Уже на подходе к джипу Грим замер, угрожающе зарычал. Значит, почуял возле машины чужака. Арсений тяжело вздохнул, готовясь к еще одному неприятному разговору.

– Мне спустить пса с поводка или ты сама выйдешь? – спросил он устало.

– Сама. – От машины отделилась тень, нырнула под свет фонаря.

Марта! Почему‑то он так и думал.

– Я хотела с тобой поговорить.

У него сегодня славный вечер, все хотят с ним поговорить.

– Говори. – Арсений потянул за ошейник, Грим послушно уселся у его ног.

– Это же все из‑за Макса, да? – Она подошла так близко, что он смог почувствовать запах ее духов. – Ната считает, что Макса убили?

Еще одна любопытная версия. Про убийство внука Ната как раз ничего не говорила, зато слово «самоубийство» прозвучало очень четко.

– А его убили? – спросил Арсений. Ему бы не задавать вопросов, ему бы сесть за руль и предаться мечтам о горячей ванне, камине и белом вине, но как можно пройти мимо Снежной королевы! Особенно когда Снежная королева смотрит так просительно.

– Не знаю. – Марта тряхнула головой, и аромат духов стал чуть сильнее. – Я знаю только одно: в последнее время в нашем доме творится что‑то неладное. Год назад Ната упала с лестницы, – Марта перешла на шепот. – Травма позвоночника. Ей сделали операцию, но не совсем удачно. Ходить она не сможет никогда.

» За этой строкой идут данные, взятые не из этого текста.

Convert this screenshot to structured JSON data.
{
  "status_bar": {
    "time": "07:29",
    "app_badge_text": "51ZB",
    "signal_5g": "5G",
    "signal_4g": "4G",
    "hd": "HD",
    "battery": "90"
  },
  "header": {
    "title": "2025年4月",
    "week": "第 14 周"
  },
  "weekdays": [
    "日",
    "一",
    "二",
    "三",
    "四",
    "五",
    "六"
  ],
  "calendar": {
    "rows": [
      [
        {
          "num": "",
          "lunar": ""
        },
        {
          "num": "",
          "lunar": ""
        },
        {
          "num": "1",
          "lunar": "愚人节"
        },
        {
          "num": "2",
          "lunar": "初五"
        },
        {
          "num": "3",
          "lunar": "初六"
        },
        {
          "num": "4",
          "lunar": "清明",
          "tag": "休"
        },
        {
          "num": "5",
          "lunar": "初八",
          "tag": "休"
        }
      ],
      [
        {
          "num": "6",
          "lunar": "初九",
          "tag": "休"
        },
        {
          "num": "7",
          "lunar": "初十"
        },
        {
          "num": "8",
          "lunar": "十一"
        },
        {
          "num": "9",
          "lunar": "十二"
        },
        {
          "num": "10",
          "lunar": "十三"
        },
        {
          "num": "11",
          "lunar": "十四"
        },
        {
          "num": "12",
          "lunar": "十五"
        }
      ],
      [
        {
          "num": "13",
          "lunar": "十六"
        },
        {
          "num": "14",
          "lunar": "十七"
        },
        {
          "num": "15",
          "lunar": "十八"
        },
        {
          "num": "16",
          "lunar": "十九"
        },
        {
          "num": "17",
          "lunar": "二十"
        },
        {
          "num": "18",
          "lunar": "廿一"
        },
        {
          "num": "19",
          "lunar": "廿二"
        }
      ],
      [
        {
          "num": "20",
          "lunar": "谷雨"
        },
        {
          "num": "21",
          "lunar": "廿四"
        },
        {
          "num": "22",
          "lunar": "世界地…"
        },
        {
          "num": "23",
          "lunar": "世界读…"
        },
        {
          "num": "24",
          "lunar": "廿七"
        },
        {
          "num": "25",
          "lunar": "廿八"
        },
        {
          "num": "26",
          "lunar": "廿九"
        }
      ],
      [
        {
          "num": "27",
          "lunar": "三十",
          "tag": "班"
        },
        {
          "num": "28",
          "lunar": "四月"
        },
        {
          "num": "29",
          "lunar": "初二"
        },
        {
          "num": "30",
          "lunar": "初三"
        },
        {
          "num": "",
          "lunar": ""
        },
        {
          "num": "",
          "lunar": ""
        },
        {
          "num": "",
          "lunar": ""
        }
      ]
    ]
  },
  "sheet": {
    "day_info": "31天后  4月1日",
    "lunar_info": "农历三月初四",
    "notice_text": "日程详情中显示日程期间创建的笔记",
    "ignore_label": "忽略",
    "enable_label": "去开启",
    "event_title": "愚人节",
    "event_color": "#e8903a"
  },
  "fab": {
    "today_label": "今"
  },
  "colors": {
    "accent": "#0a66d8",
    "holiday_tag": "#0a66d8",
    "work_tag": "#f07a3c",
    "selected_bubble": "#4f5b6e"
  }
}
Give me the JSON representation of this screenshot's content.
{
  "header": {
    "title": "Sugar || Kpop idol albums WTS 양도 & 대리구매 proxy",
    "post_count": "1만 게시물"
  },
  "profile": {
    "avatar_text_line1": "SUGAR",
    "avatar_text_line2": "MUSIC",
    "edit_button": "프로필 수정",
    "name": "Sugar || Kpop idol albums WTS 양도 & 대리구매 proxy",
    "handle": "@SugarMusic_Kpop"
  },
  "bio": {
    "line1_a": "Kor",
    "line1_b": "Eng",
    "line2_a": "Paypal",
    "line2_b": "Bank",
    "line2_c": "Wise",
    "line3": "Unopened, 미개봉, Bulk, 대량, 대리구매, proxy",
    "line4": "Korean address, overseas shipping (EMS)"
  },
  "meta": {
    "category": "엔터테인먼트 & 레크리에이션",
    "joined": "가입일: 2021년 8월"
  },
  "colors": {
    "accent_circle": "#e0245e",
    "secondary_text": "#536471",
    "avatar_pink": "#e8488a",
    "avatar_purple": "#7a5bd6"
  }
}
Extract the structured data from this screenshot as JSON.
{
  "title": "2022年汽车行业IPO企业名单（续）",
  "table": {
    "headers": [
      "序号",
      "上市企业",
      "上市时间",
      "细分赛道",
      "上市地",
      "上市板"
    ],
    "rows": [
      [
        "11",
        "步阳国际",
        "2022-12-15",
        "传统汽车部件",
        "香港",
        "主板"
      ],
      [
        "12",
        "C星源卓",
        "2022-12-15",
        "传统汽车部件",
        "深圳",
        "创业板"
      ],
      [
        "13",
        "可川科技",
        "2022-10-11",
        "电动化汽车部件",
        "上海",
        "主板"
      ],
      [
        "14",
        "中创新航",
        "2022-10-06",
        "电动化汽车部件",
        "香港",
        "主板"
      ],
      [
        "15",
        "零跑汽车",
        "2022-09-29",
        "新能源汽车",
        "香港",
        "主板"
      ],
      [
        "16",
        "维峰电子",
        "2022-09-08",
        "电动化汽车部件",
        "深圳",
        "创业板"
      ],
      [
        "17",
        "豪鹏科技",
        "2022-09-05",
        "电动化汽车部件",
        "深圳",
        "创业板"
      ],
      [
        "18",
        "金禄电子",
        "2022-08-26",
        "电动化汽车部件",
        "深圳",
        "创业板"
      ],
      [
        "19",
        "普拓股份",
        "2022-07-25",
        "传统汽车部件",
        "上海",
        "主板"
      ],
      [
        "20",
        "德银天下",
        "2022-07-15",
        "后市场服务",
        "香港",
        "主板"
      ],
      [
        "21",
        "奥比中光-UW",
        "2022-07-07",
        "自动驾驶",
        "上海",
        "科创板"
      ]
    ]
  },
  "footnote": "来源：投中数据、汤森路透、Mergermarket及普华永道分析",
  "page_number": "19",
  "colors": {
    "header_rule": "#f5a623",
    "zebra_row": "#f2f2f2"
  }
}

– Несчастный случай. С пожилым человеком такое может запросто случиться. Оступилась, не удержалась...

– Речь идет о Нате, а не об абстрактном пожилом человеке! – В голосе Марты послышалась злость. – Ната – это кремень, она не оступается.

А вот с этим утверждением Арсений, пожалуй, мог бы согласиться. Даже сидя в инвалидной коляске, Ната производила впечатление твердо стоящего на ногах человека, как бы парадоксально это ни звучало.

– Я была в библиотеке, когда это случилось. Сначала я подумала, что бабушка без сознания, а потом она открыла глаза. Мне тогда показалось, что она испугалась.

– Я бы тоже испугался, если бы навернулся с лестницы. – Он не хотел хамить Снежной королеве, как‑то само собой получилось.

– Ей было очень больно, ей даже кололи наркотики, чтобы обезболить. – Марта словно и не расслышала его сарказма. – Когда врач спросил, как она упала, Ната долго не отвечала.

– Думаешь, твою бабушку столкнули с лестницы?

– Я не знаю, что думать. Я знаю только одно: ради любого из нас она, молча бы пожертвовать своей жизнью.

– Любой из вас – это любой из внуков?

– Да. Если Нату столкнул с лестницы кто‑то из своих, она ни за что бы не стала об этом рассказывать.

– Хорошо, давай на секундочку предположим, что Нату столкнули с лестницы. Сразу напрашиваются два вопроса. Кто это сделал и с какой целью?

– Я не знаю наверняка, я могу только догадываться. – Марта встревожено всматривалась в темноту за его спиной, словно боялась, что их разговор может кто‑нибудь подслушать. Зря боялась, Грим бы уже давно учуял чужака. – Почти сразу после операции Ната вызвала к себе в больницу нотариуса. Мы почти уверены, что она переписала завещание. Странно, правда? Завещание было неизменным много лет, а теперь вот – пожалуйста.

– Вам были известны условия прежнего завещания?

Вот еще один факт, подтверждающий его догадку. Причина происходящего стара как мир – деньги. И искать виновного, как это ни прискорбно, нужно среди своих.

– Да. Не считая некоторых уже давно озвученных сумм, завещанных Акиму и Зинаиде, все остальное состояние должны были поделить поровну между шестью внуками.

– Теперь уже пятью, – сказал Арсений задумчиво.

– Да, после смерти Макса Ната снова переписала завещание.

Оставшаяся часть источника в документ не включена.